Justin Sun demands WLFI reveal wallet ownership amid freeze controversy

Justin Sun demands WLFI reveal wallet ownership amid freeze controversy

The Tron founder called on the Trump-affiliated WLFi platform to reveal multi-sig and smart contract controllers, coming just days after the governance token reached a fresh all-time low.

Tron's layer-1 blockchain network co-founder Justin Sun has called on World Liberty Financial, the crypto platform associated with Trump, to reveal publicly who has control over the guardian Externally Owned Account (EOA) and the multisignature wallets that govern the platform's smart contracts.
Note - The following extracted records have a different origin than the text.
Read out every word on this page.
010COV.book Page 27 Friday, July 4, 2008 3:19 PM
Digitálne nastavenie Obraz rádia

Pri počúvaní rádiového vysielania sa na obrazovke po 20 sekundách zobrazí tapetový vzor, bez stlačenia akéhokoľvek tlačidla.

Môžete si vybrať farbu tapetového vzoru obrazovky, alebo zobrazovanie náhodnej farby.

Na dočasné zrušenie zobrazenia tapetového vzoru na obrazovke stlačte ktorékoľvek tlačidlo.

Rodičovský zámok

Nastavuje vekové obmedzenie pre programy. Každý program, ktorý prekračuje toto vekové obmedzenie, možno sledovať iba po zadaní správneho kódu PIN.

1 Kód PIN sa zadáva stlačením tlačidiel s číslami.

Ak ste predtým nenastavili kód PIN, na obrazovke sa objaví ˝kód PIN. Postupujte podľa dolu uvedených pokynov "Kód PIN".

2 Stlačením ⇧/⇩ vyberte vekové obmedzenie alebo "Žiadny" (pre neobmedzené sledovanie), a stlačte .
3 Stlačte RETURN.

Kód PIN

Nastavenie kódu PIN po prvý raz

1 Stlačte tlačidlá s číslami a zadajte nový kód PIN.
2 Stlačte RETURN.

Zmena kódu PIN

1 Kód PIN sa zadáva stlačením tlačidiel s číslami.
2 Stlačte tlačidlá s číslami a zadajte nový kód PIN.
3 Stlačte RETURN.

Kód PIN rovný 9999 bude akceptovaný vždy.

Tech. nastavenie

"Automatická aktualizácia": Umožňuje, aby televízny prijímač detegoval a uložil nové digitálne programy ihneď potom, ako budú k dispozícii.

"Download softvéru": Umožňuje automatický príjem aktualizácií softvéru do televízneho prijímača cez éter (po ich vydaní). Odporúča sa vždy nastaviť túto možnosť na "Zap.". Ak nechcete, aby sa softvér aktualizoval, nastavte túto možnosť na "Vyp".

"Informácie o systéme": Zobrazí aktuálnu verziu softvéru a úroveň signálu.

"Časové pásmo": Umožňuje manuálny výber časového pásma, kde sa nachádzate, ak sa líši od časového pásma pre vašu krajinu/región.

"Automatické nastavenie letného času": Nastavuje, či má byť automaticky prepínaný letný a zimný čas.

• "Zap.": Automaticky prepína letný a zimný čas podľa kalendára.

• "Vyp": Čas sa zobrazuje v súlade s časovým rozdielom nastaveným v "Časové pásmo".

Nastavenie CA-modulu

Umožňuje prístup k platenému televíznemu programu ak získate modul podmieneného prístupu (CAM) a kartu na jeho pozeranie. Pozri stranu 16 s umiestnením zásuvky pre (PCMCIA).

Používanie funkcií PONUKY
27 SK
This demand follows Sun's allegations that the configuration was utilized to blacklist his personal wallet.

According to a Monday X post, Sun stated that a single guardian EOA connected to the WLFI multisig framework appears to serve as the exclusive owner of a second guardian safe, effectively granting one person complete authority to freeze any token holder.

World Liberty Financial has yet to issue a public response addressing the core allegations presented in Sun's most recent claims.

This controversy compounds existing criticism directed at WLFI's governance structure following a March voting event that revealed 76% of the total voting power originated from just 10 wallets. Sun, who participated as an early investor in the initiative, characterized this concentration as a troubling indication of centralized control. In an X post published on Sunday, WLFI countered by accusing Sun of disseminating unfounded allegations as a means to deflect attention from his own wrongdoing, while also threatening to pursue legal remedies.

In September 2025, Sun's WLFI token address underwent blacklisting after blockchain analytics platforms identified it in connection with a transfer worth approximately $9 million. Sun has maintained that his presale tokens were unjustifiably frozen and has pressed the team to release his investment.

Cointelegraph has reached out to World Liberty Financial for comment.

WLFI wallet structure
Source: Justin Sun

WLFI faces fresh scrutiny over collateral use

The newest allegations from Sun arrive at a time when WLFI is already experiencing heightened scrutiny following actions by project-associated wallets that deployed significant token holdings as collateral on Dolomite, a decentralized lending platform connected to WLFI chief technology officer Corey Caplan.

Onchain information highlighted by Arkham Intelligence revealed that WLFI-associated wallets placed approximately 5 billion WLFI tokens on Dolomite, secured loans totaling roughly $75 million in USD1 and USDC, and moved more than $40 million to Coinbase Prime.

Several DeFi analysts have expressed that the borrowing arrangement creates potential risks for lenders using Dolomite should WLFI's token price decline to levels approaching liquidation thresholds. WLFI has acknowledged the existence of the lending position and provided assurances to investors that the WLFI token maintains trading levels substantially above the liquidation threshold.

On Saturday, WLFI dropped to a fresh low of approximately $0.077, continuing its downward trajectory as worries surrounding governance practices, collateral deployment and treasury transparency intensified, according to CoinGecko.

WLFI whales restart accumulation ahead of Mar-a-Lago reception

Additional coins linked to the Trump family have similarly plunged to new all-time lows, including the Official Trump (TRUMP) and the Official Melania (MELANIA) memecoins.

Nonetheless, certain large token holders have resumed their TRUMP token accumulation in anticipation of the luncheon scheduled at US President Donald Trump's Mar-a-Lago residence in Florida on April 25, where the top 297 token holders are invited.